Espera-se que o chip Rubin ofereça desempenho de treinamento de modelo 3,5x mais rápido e velocidades de inferência 5x mais rápidas em comparação com o Blackwell, com capacidades que chegam a até 50 petaflops. Este aumento de velocidade é crucial para empresas que procuram implementar modelos de IA maiores e mais complexos de forma eficiente.
Contexto e implicações do mercado
Esta projeção surge num momento em que o investimento em IA está a acelerar em todos os setores. As empresas estão adotando agressivamente a IA para aplicações que vão desde análise de dados e automação até aprendizado de máquina avançado. A posição da Nvidia como fornecedor dominante de GPUs de alto desempenho a torna fundamental para esse crescimento.
O valor de 1 bilião de dólares sublinha o quão essencial o hardware avançado de IA se tornou para as empresas de tecnologia modernas.
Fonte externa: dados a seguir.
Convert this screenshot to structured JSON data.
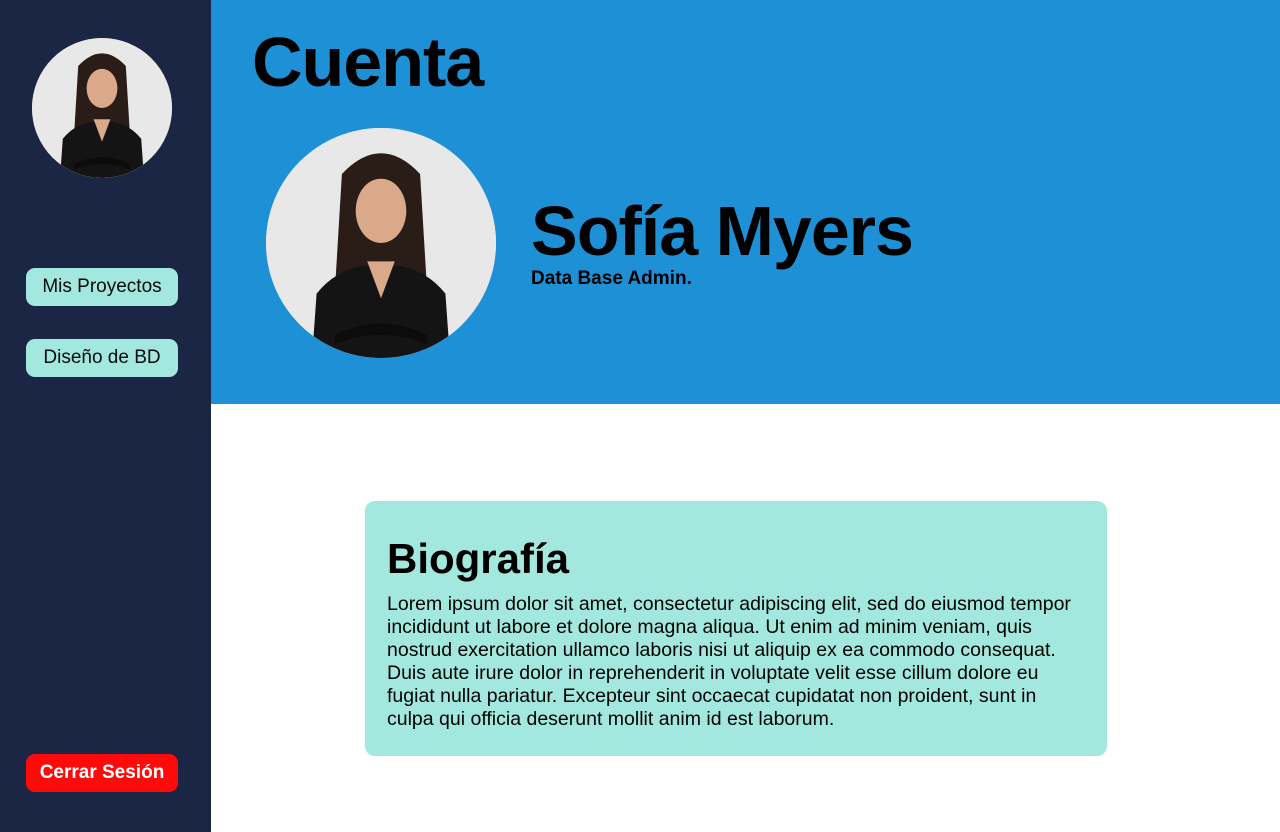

A Nvidia planeja aumentar a produção do Rubin no segundo semestre do ano para atender a essa demanda crescente.
A grande escala destas projeções destaca o boom contínuo da IA e o papel central da Nvidia em impulsioná-la. Se concretizada, esta receita solidificaria ainda mais a posição da Nvidia como líder na indústria de semicondutores, impulsionando a inovação e a concorrência no espaço de hardware de IA.